“It would be like no one even knew we was ever here.”
Think of Gangs of New York as Martin Scorsese’s East Coast urban version of Blood Meridian, a work that takes a few details from history and blows them up into an origin story of the creation of America in blood and ownage. Daniel Day-Lewis is the Judge here, Bill the Butcher, one panel of this British actor’s quartet of iconic Americans at a moment of transition. (The Last of the Mohicans‘ Hawkeye, There Will Be Blood‘s Daniel Plainview, and Lincoln‘s Lincoln are the other three.) He’s the last of his kind here, a medieval warlord ruling the Five Points district of New York, proclaiming the virtue of the natives against the waves of incoming immigrants in the 1860s. (Joan Didion called this the disdain of those who arrived the day before yesterday for those who arrived yesterday.) Like the Judge, he embodies, right down to his eagle-stamped eye, an entire age and philosophy; like the Judge, he’s such a compelling figure he simply overshadows just about everything else here. Jim Broadbent, Liam Neeson, John C. Reilly, and Brendan Gleeson are on his level; Cameron Diaz and Leonardo diCaprio are not, and that may be the point–Bill isn’t so much defeated by diCaprio as by the numbers of people like him. (Still, can’t help noticing that diCaprio gets his face bashed in and branded with a white-hot knife without looking one bit less pretty. Must have been in his contract.)

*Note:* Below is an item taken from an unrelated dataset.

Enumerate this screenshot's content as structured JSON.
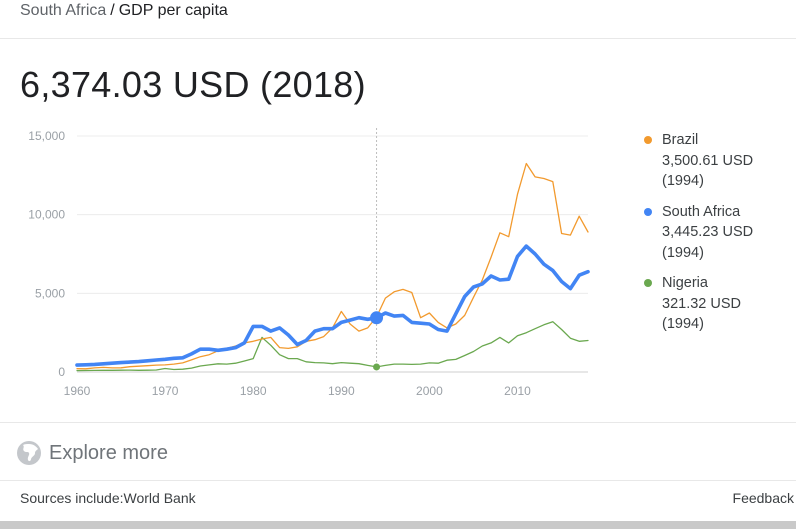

Gangs of New York stands as Scorsese’s most ambitious film–it took as long for him to get it produced as Silence, and he had to have an enormous set to recreate the Five Points in Italy. That ambition comes through at every moment, with Scorsese deliberately scaling events up to operatic levels. One extraordinary aspect of this: the sound design, incorporating dialogue, street noise, and songs of the period in a dense, artful chaos that calls up Glenn Gould’s The Latecomers or John Cage’s Apartment House 1776. It’s literally a history you can hear. And like Blood Meridian, the most powerful moments are the beginning and the ending, which bracket this moment as part of a history now gone; the final sequence jumps from July 17, 1863 to September 10, 2001 in a series of dissolves (scored to U2’s “The Hands That Built America”) that feels like the essence of New York City: fuck you, we’re still here, and we always will be.
Gangs of New York streams free on Amazon Prime.